CHAPTER I THE WORLD OUTSIDE

The 20th April 1814, an almost cloudless, perfectly sunny day, saw all London astir. On that day Lewis the Eighteenth was to come from Hartwell in triumph, summoned by France to the throne of his ancestors. London had not enjoyed too much gaiety that year. It was the year of the great frost. Nothing like it had been known in the memory of man. In the West of England, where snow is rare, roads were impassable and mails could not be delivered. Four dead men were dug out of a deep drift about ten miles west of Exeter. Even at Plymouth, close to the soft south western ocean, the average depth of the fall was twenty inches, and there was no other way of getting eastwards than by pack horses.

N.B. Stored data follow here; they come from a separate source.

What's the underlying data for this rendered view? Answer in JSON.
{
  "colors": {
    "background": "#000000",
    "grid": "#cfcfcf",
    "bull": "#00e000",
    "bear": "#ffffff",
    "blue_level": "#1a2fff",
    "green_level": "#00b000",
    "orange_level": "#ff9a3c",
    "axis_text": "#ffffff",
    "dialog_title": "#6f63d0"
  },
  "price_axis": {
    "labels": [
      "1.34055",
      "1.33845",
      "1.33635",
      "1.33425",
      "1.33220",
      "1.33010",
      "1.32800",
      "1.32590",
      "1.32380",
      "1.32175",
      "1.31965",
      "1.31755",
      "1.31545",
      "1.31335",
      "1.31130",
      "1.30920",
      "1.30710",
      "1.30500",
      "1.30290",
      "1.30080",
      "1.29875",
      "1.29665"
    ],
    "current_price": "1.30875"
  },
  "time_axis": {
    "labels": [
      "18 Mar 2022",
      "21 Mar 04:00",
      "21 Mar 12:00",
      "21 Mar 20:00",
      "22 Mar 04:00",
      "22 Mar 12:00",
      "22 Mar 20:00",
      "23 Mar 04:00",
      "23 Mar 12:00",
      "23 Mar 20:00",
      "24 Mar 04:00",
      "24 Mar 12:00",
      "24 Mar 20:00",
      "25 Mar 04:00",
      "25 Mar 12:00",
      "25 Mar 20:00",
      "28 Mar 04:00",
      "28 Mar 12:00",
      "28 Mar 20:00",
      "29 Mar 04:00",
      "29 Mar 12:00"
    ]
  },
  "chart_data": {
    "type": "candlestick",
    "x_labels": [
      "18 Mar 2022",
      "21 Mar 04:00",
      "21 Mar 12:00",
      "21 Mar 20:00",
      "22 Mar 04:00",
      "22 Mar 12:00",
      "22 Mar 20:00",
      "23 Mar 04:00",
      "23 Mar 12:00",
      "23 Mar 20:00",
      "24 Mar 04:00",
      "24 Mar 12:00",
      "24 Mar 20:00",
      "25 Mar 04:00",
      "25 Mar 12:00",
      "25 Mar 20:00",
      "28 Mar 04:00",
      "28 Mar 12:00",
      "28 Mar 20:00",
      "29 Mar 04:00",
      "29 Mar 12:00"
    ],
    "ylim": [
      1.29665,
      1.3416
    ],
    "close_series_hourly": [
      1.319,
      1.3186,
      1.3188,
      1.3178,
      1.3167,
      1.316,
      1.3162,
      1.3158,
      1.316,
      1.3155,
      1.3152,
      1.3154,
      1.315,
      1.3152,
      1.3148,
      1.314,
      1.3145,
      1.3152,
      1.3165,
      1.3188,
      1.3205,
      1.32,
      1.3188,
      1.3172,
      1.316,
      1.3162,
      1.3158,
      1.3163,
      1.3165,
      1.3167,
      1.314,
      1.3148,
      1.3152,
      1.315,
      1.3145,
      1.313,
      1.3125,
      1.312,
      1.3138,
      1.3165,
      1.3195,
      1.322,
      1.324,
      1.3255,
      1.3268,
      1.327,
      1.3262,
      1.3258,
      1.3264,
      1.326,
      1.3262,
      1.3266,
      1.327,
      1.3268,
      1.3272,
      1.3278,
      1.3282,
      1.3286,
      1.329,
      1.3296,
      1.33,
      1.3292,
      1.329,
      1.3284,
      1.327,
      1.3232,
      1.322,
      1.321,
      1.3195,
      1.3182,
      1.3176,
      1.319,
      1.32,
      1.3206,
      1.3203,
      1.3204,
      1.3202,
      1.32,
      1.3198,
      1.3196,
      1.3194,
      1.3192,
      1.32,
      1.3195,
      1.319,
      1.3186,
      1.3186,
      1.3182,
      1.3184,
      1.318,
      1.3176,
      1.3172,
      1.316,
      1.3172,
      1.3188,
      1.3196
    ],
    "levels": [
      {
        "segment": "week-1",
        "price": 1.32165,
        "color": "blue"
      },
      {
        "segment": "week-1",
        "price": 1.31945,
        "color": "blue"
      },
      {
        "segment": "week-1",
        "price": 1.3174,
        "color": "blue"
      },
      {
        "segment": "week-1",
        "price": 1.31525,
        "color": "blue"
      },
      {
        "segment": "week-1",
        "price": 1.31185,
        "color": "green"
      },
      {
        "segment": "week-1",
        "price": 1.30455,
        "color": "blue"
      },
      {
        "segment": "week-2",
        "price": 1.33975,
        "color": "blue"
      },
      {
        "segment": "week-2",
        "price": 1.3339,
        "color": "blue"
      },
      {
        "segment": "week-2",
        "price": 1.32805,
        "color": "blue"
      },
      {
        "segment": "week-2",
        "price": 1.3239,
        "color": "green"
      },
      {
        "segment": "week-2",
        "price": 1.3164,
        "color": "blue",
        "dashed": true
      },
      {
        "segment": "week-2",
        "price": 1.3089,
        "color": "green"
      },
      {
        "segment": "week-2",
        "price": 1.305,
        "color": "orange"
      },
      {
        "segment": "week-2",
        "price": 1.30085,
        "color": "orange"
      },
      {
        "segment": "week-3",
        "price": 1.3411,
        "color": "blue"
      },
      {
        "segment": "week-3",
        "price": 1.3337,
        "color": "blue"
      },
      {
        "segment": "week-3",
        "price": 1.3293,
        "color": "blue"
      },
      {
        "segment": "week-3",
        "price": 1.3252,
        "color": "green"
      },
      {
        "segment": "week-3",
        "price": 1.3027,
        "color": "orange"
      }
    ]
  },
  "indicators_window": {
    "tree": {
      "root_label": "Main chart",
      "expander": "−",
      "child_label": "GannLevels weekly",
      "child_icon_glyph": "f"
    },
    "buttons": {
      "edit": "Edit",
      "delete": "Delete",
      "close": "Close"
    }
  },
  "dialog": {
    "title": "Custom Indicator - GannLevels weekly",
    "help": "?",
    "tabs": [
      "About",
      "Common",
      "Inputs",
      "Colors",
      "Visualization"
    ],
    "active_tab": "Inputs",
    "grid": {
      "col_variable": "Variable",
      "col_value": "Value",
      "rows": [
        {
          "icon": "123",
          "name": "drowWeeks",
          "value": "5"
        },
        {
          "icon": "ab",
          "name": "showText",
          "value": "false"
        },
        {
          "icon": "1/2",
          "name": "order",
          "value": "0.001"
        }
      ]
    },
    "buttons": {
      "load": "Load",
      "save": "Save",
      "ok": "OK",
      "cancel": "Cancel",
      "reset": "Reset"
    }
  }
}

The Great North Road was completely blocked, and there was a barricade over it near Godmanchester of from six to ten feet high. The Oxford coach was buried. Some passengers inside were rescued with great difficulty, and their lives were barely saved. The Solway Firth at Workington resembled the Arctic Sea, and the Thames was so completely frozen over between Blackfriars and London Bridges that people were able, not only to walk across, but to erect booths on the ice. Coals, of course, rose to famine prices in London, as it was then dependent solely upon water carriage for its supply. The Father of his people, the Prince Regent, was much moved by the general distress of "a large and meritorious class of industrious persons," as he called them, and issued a circular to all Lords Lieutenant ordering them to provide all practicable means of removing obstructions from the highways.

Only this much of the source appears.